Télécharger gratuitement l’Intégrale PDF "Tours de cochon : heurts et malheurs du porc

Aux noms du cochon
La chronique Grain de sel de Valérie Péan

V. Péan. Dès le départ, c’est-à-dire dans l’Antiquité gréco-latine, c’est déjà Byzance. En grec, deux termes coexistent pour cette seule bête - hus et khoiros -, tandis qu’en latin, on relève pas moins de trois mots : sus, d’abord, qui sert à désigner la famille zoologique, ce qui est toujours le cas puisque nous en avons tiré les suidés. Nous en avons également dérivé le marsouin (le porc marin) et la souillure (qui vient plus exactement de sucula, truie).
Mais on trouve également le mot aper, plutôt réservé pour l’animal sauvage et, enfin, le fameux porcus, réservé à l’animal d’élevage et qui aura une longue postérité.
Ce dernier finit en effet par supplanter les deux autres, mais des adjectifs lui sont ajoutés pour préciser de quel type de porc il s’agit. Deux exemples : le porcus singularis. En clair, le porc solitaire, celui qui vit à l’état sauvage. Ce singularis a donné notre sanglier.
Notons également ce drôle de porcus troiana, le porc de Troie, qui consiste en une spécialité gastronomique : le porc farci de petit gibier et d’aromates, dont le nom est un clin d’œil au fameux Cheval de Troie. C’est de ce troiana que découle notre truie, du fait qu’elle aussi paraît farcie de petits...
Et puis, allez savoir pourquoi, selon qu’il est mâle ou femelle, le porc se voit baptisé de tout autres vocables, qui n’ont rien à voir étymologiquement. On parle alors de verres, pour les mâles, ce qui donnera le verrat, notre mâle reproducteur. Et de scrofa, pour la femelle, qui n’a remporté aucun succès en français, si ce n’est pour générer le terme "écrou". Quel rapport, me direz-vous ? C’est que scrofa désigne la vulve de la truie à laquelle l’écrou fait penser par sa forme... Une vulve qui fait l’objet, au passage, d’une véritable obsession, comme si en chaque Latin sommeillait un cochon. On retrouve en effet ce même sens anatomique dans porcellana, autre nom de la jeune truie, qui donnera la porcelaine, un gastéropode dont la forme ressemble aux organes génitaux de notre piggy.
Nous avons donc retrouvé le porc, le sanglier, le verrat, la truie, les suidés... Il nous en manque encore deux. En effet, comme si cela ne suffisait pas, les Latins ajoutent deux autres noms tirés d’onomatopées. La première imite le bruit que faisaient les éleveurs pour appeler leurs porcs : coch-coch, dont nous avons tiré le cochon, donc l’animal élevé pour sa viande. La deuxième onomatopée permettait, elle, de singulariser les jeunes mâles, et est censée traduire son grognement : en l’occurrence gor, qui a donné naissance au goret.
Reste une question : pourquoi une telle variété terminologique ? Tentons des hypothèses.
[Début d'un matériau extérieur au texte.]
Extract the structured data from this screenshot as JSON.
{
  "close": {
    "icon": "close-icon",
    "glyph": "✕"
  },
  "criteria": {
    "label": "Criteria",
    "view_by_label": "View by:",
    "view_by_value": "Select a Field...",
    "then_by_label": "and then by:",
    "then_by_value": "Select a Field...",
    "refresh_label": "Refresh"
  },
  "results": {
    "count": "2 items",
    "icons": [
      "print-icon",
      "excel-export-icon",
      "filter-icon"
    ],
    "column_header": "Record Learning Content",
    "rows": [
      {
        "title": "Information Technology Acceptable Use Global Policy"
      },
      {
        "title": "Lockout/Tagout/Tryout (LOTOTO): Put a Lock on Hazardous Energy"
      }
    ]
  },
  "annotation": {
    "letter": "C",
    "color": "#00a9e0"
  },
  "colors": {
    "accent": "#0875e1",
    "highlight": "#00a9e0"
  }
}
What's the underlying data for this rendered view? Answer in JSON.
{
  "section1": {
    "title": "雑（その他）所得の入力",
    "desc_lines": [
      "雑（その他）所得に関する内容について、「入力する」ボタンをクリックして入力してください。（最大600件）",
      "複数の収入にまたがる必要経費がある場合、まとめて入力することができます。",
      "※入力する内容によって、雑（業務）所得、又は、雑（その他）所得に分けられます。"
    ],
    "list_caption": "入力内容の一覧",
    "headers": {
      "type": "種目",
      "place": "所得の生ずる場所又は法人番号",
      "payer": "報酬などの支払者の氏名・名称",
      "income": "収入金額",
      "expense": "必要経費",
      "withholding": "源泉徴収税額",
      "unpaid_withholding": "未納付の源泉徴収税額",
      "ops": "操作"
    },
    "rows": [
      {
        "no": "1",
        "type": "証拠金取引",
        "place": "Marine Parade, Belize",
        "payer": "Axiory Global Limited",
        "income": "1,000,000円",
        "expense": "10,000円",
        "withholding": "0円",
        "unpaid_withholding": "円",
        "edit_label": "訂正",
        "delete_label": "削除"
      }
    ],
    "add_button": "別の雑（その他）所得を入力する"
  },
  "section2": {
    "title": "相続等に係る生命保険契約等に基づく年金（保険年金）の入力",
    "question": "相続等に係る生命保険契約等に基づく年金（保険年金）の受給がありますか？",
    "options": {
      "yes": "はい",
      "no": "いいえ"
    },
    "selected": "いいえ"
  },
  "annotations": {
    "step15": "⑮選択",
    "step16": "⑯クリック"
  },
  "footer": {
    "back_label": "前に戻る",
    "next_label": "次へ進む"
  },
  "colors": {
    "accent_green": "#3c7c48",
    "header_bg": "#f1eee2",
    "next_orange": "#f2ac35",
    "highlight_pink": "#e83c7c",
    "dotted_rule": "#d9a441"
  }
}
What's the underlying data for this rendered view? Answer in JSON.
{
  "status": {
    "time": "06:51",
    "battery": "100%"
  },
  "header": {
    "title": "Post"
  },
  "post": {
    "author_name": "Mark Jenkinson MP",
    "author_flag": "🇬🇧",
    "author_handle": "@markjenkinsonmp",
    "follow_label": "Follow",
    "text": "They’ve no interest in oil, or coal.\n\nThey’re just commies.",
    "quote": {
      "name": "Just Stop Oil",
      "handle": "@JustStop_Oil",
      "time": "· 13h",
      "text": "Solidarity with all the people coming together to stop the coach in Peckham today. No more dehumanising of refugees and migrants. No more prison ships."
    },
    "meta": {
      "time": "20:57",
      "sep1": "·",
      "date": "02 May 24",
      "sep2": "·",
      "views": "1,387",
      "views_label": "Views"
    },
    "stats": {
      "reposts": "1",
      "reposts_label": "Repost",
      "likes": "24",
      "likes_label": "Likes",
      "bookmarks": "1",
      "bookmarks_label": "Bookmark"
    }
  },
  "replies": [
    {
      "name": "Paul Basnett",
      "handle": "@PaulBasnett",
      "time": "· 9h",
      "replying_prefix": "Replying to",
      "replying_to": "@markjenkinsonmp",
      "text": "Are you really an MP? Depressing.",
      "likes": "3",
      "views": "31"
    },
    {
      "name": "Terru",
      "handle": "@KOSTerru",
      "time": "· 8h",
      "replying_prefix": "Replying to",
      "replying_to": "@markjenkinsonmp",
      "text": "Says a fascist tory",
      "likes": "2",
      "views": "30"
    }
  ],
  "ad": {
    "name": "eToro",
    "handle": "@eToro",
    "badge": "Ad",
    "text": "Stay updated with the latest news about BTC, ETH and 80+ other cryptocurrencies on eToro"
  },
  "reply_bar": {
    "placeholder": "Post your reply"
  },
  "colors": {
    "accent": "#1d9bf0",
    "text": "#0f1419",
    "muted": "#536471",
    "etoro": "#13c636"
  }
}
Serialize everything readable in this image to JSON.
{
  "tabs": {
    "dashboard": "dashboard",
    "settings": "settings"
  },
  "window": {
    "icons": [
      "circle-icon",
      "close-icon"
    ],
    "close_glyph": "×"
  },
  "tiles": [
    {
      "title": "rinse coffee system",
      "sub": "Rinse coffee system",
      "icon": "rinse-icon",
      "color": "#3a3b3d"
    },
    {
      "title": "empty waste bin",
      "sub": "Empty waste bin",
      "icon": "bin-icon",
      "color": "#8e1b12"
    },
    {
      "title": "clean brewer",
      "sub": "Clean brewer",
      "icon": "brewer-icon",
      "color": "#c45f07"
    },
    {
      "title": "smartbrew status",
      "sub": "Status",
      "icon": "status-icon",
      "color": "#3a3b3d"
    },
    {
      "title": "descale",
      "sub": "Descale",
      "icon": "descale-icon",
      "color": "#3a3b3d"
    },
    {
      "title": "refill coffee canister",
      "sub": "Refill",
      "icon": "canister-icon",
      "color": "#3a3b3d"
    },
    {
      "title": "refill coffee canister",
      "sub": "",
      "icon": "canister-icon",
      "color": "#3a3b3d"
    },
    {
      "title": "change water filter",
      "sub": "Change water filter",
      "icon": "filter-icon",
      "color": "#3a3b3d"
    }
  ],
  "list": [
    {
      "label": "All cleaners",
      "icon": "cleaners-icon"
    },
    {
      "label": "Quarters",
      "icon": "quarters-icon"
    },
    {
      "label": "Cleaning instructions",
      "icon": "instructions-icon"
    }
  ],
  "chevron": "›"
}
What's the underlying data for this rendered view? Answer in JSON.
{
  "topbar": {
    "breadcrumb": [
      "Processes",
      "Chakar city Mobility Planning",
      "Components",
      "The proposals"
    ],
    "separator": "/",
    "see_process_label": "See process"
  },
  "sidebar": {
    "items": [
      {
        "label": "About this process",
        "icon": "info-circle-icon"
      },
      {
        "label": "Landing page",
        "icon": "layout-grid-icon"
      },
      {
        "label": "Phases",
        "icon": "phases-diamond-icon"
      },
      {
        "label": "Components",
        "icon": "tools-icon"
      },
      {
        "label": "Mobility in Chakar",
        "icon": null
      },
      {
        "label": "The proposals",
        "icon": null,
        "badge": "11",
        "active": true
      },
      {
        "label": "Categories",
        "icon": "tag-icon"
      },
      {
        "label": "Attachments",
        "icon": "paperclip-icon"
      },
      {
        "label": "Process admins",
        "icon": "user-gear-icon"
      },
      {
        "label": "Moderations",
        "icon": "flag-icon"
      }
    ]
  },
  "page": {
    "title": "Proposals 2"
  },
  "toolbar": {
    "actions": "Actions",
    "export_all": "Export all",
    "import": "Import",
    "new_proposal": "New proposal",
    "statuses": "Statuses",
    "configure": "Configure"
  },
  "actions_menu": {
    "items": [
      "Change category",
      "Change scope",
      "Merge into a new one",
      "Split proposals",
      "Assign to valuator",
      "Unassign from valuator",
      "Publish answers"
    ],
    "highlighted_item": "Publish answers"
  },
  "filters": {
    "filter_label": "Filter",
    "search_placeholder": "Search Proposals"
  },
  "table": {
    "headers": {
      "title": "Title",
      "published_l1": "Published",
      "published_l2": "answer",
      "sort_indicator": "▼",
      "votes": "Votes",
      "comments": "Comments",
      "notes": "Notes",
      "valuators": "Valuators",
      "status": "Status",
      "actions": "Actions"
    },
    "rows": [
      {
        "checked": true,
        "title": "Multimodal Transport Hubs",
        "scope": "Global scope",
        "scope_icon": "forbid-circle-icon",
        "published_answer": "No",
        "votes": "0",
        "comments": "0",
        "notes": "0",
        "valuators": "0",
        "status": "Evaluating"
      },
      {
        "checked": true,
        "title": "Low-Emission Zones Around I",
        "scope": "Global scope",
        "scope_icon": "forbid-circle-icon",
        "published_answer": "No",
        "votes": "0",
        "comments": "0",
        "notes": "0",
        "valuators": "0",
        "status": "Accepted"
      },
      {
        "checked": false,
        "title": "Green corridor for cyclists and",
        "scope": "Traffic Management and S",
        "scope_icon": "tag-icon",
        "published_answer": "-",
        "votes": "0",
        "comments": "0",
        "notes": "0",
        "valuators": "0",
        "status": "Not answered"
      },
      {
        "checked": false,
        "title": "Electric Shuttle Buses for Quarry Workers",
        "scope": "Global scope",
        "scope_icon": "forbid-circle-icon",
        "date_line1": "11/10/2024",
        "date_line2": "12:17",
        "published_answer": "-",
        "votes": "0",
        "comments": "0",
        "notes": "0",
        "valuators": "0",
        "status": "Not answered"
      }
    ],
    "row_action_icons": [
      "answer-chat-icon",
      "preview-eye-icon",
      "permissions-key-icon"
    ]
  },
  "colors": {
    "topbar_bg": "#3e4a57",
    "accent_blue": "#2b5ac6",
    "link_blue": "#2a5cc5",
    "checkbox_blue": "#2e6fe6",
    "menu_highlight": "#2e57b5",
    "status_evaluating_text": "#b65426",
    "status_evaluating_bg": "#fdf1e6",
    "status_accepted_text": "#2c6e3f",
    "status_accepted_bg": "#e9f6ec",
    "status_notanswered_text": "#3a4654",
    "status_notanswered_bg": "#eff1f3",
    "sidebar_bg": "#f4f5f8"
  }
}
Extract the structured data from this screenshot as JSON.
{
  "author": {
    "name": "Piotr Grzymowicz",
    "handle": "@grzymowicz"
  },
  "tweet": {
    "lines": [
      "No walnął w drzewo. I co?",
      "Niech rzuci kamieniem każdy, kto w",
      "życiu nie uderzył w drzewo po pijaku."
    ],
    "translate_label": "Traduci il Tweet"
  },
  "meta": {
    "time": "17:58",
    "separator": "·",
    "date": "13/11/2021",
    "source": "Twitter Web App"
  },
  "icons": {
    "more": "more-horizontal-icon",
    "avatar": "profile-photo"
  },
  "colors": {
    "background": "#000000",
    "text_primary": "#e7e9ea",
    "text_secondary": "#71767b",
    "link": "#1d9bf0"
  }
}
Peut-être ce foisonnement révèle-t-il la place essentielle du porc dans la vie et l’alimentation des hommes dès l’Antiquité - le porc a été domestiqué dès le 8è millénaire avant JC. Mieux, la profusion des noms qui le désignent semble traduire le caractère prolifique de cet animal, qui symbolise l’abondance et la richesse dans toutes les civilisations. Ce qui explique au passage le choix du cochon pour nos tirelires.
Profusion, donc, mais aussi caractère multifonctions du porc, qui nécessite de différencier les individus selon leur âge, leur genre et l’usage que leur destinent les hommes. Il est par exemple important de séparer, par deux noms différents, l’animal sauvage et domestique. Le porc est en effet si proche de nous - par son alimentation omnivore, sa peau, son cousinage biologique - que, pris entre l’attrait et le rejet, nous avons très tôt ressenti le besoin de le mettre à distance quand il nous effraie par sa goinfrerie, sa saleté, son agressivité, son aspect.
Toutefois, nous n’en sommes pas encore aux "cochonneries" sexuelles, malgré la présence entêtante des vulves de truie. Certes, dans Homère, la magicienne Circé transforme en cochon tous les hommes qui la draguent d’un peu trop près... mais pas trace encore de souillure morale.
Selon l’historien Michel Pastoureau, ce n’est vraiment qu’à partir de la Renaissance, en Occident, que le porc devient une bête de luxure, la plus lubrique d’entre elles restant le sanglier...

Que s’est-il passé pour que les porcins basculent à ce point vers cette mauvaise réputation ? C’est que les chiens, qui étaient jusque là affublés des mêmes défauts que le porc, sales, grossiers et voraces, se trouvent peu à peu valorisés en tant que compagnon de l’homme et se voient du même ocup débarrassés de toutes leurs tares, rejetées sur notre malheureux suidé... Un "transfert symbolique", en quelque sorte. Les Chrétiens en rajouteront une louche en décrétant que s’il a le groin toujours au sol, c’est qu’il se détourne du ciel et de Dieu - sans oublier que ses sabots sont fendus comme les pieds de Satan et qu’en tant qu’omnivore, il est fortement soupçonné de cannibalisme. Bref, face à une telle dépravation, il devient dès lors de bon ton de ne pas garder les cochons ensemble...

Une chronique de Valérie Péan, Mission Agrobiosciences. "ça ne mange pas de pain !" de novembre 2009,Tours de cochon. L’émission peut être écoutée les mardi 17 novembre 2009 (17h-18h) et mercredi 18 (13h-14h) sur Radio Mon Païs (90.1).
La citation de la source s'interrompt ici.